Di bagian atasan inilah yang menyandang potongan simetris di sisi kiri dan kanan pinggang atau persis di depan perut. Itulah celemek atau apron yang terinspirasi gaya busana perempuan Amish.
Celemek atau apron mengesankan perempuan yang aktif dan dinamis. Hian Tjen menghadirkannya tanpa kesan berat. Justru kesan lain mencuat. Celemek yang dilekatkan seperti menjadi sayap kecil yang menambah kesan lincah pemakainya.
Kesan ini tersirat pada rancangan Hian Tjen dengan pundak terbuka disertai lengan balon. Bawahannya celana panjang di bawah lutut yang mengesankan energik, dipadu atasan pas badan yang mengesankan ramping.
Di kiri dan kanan pinggangnya terjuntai potongan lembar kain keras memiliki saku. Itulah modifikasi celemek yang memberi kesan seperti sayap kecil yang siap meringankan langkah kaki si pemakainya.
Untuk beberapa karya lainnya, Hian Tjen menghadirkan apron layaknya celemek yang ditempatkan di bagian depan perut dan dada. Apron itu dikombinasi dalam gaun panjang dengan sulaman klasik Amish atau Eropa. Hasilnya, kontras yang memikat.
Sebelum pergelaran, Hian Tjen menunjukkan aneka sulaman klasik Amish di untaian kain-kain untuk gaunnya. Bentuk-bentuk ilustrasinya berorientasi alam pertanian dan peternakan sekte Amish. Detail-detail sulaman dedaunan diselingi bunga-bunga kecil. Hadir kemudian bentuk burung atau ayam yang menyelip di antaranya.
Satu dekade
Pergelaran mode karya Hian Tjen kali ini diberi judul Perfect10n Couture Show 2019/2020. Ini merupakan hasil perjalanan kreatif Hian Tjen selama satu dekade atau 10 tahun terakhir.
Sebutan couture dalam koleksi ini merujuk pada karya adibusana yang siap pakai. Hian Tjen merancang masing-masing satu karya adibusananya itu dan tidak untuk diduplikasi kemudian.
Hian Tjen konsisten menciptakan desain klasik. Ia memberi catatan tentang sekte Amish bermula dari sistem nilai Kristen Anabaptis Jerman-Swiss pada tahun 1600-an. ”Komunitas Amish dengan ikonik gaya busana yang terhenti dan mayoritas berpenampilan serba polos,” ujar Hian Tjen.

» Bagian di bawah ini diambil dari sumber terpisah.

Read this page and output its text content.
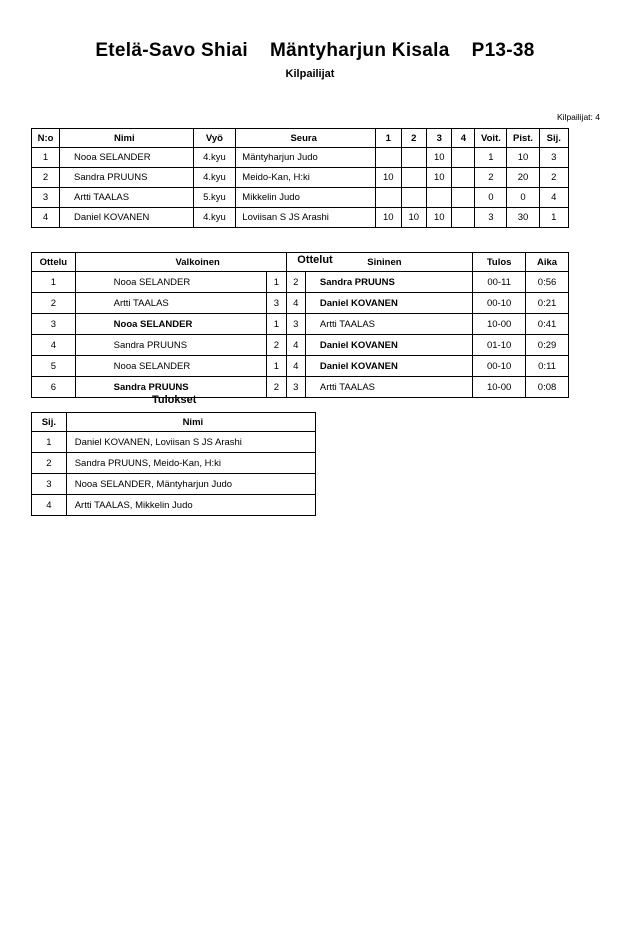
Etelä-Savo Shiai Mäntyharjun Kisala P13-38
Kilpailijat
Kilpailijat: 4
N:o	Nimi	Vyö	Seura	1	2	3	4	Voit.	Pist.	Sij.
1	Nooa SELANDER	4.kyu	Mäntyharjun Judo			10		1	10	3
2	Sandra PRUUNS	4.kyu	Meido-Kan, H:ki	10		10		2	20	2
3	Artti TAALAS	5.kyu	Mikkelin Judo					0	0	4
4	Daniel KOVANEN	4.kyu	Loviisan S JS Arashi	10	10	10		3	30	1
Ottelut
Ottelu	Valkoinen		Sininen		Tulos	Aika
1	Nooa SELANDER	1	2	Sandra PRUUNS	00-11	0:56
2	Artti TAALAS	3	4	Daniel KOVANEN	00-10	0:21
3	Nooa SELANDER	1	3	Artti TAALAS	10-00	0:41
4	Sandra PRUUNS	2	4	Daniel KOVANEN	01-10	0:29
5	Nooa SELANDER	1	4	Daniel KOVANEN	00-10	0:11
6	Sandra PRUUNS	2	3	Artti TAALAS	10-00	0:08
Tulokset
Sij.	Nimi
1	Daniel KOVANEN, Loviisan S JS Arashi
2	Sandra PRUUNS, Meido-Kan, H:ki
3	Nooa SELANDER, Mäntyharjun Judo
4	Artti TAALAS, Mikkelin Judo
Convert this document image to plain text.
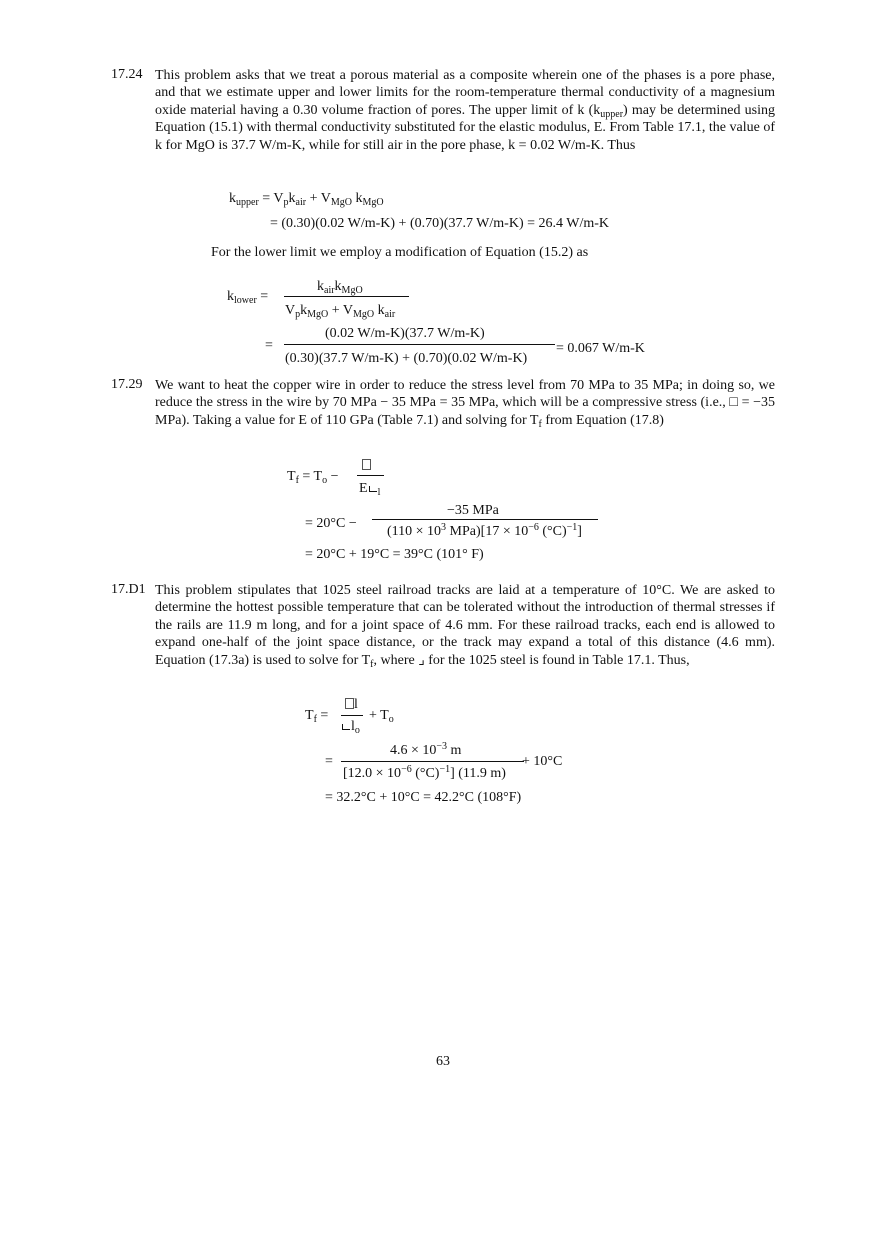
17.24 This problem asks that we treat a porous material as a composite wherein one of the phases is a pore phase, and that we estimate upper and lower limits for the room-temperature thermal conductivity of a magnesium oxide material having a 0.30 volume fraction of pores. The upper limit of k $(k_{upper})$ may be determined using Equation (15.1) with thermal conductivity substituted for the elastic modulus, E. From Table 17.1, the value of k for MgO is 37.7 W/m-K, while for still air in the pore phase, k = 0.02 W/m-K. Thus
$k_{upper} = V_pk_{air} + V_{MgO}$ $k_{MgO}$
= (0.30)(0.02 W/m-K) + (0.70)(37.7 W/m-K) = 26.4 W/m-K
For the lower limit we employ a modification of Equation (15.2) as
$k_{lower}$ =
$k_{air}k_{MgO}$
$V_pk_{MgO} + V_{MgO}$ $k_{air}$
=
(0.02 W/m-K)(37.7 W/m-K)
(0.30)(37.7 W/m-K) + (0.70)(0.02 W/m-K)
= 0.067 W/m-K
17.29 We want to heat the copper wire in order to reduce the stress level from 70 MPa to 35 MPa; in doing so, we reduce the stress in the wire by 70 MPa − 35 MPa = 35 MPa, which will be a compressive stress (i.e., □ = −35 MPa). Taking a value for E of 110 GPa (Table 7.1) and solving for $T_f$ from Equation (17.8)
$T_f = T_o$ −
E $_l$
= 20°C −
−35 MPa
($110 \times 10^3$ $MPa)[17 \times 10^{-6}$ $(^\circ C)^{-1}$]
= 20°C + 19°C = 39°C (101° F)
17.D1 This problem stipulates that 1025 steel railroad tracks are laid at a temperature of 10°C. We are asked to determine the hottest possible temperature that can be tolerated without the introduction of thermal stresses if the rails are 11.9 m long, and for a joint space of 4.6 mm. For these railroad tracks, each end is allowed to expand one-half of the joint space distance, or the track may expand a total of this distance (4.6 mm). Equation (17.3a) is used to solve for $T_f$, where ⌟ for the 1025 steel is found in Table 17.1. Thus,
$T_f$ =
l
$l_o$
+ $T_o$
=
$4.6 \times 10^{-3}$ m
[$12.0 \times 10^{-6}$ $(^\circ C)^{-1}$] (11.9 m)
+ 10°C
= 32.2°C + 10°C = 42.2°C (108°F)
63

Hian Tjen menangkap gaya busana Amish itu tetap relevan disuguhkan sebagai produk mode era sekarang. Tentu, ia memberi bobot kekinian.
Hian Tjen mengolah material kain untuk busananya itu dengan konsepsi alami pertanian dan peternakan sekte Amish dengan ilustrasi bordir, menempelkan kain lainnya, atau membuat lipatan-lipatan berjajar yang memperkaya nilai.
Ia menghadirkan modernitas dan kekayaan atas dasar keragaman tradisi budaya dari sekte Amish. Melalui rancangannya, Hien Tjen melelehkan kebekuan mode Amish yang terhenti.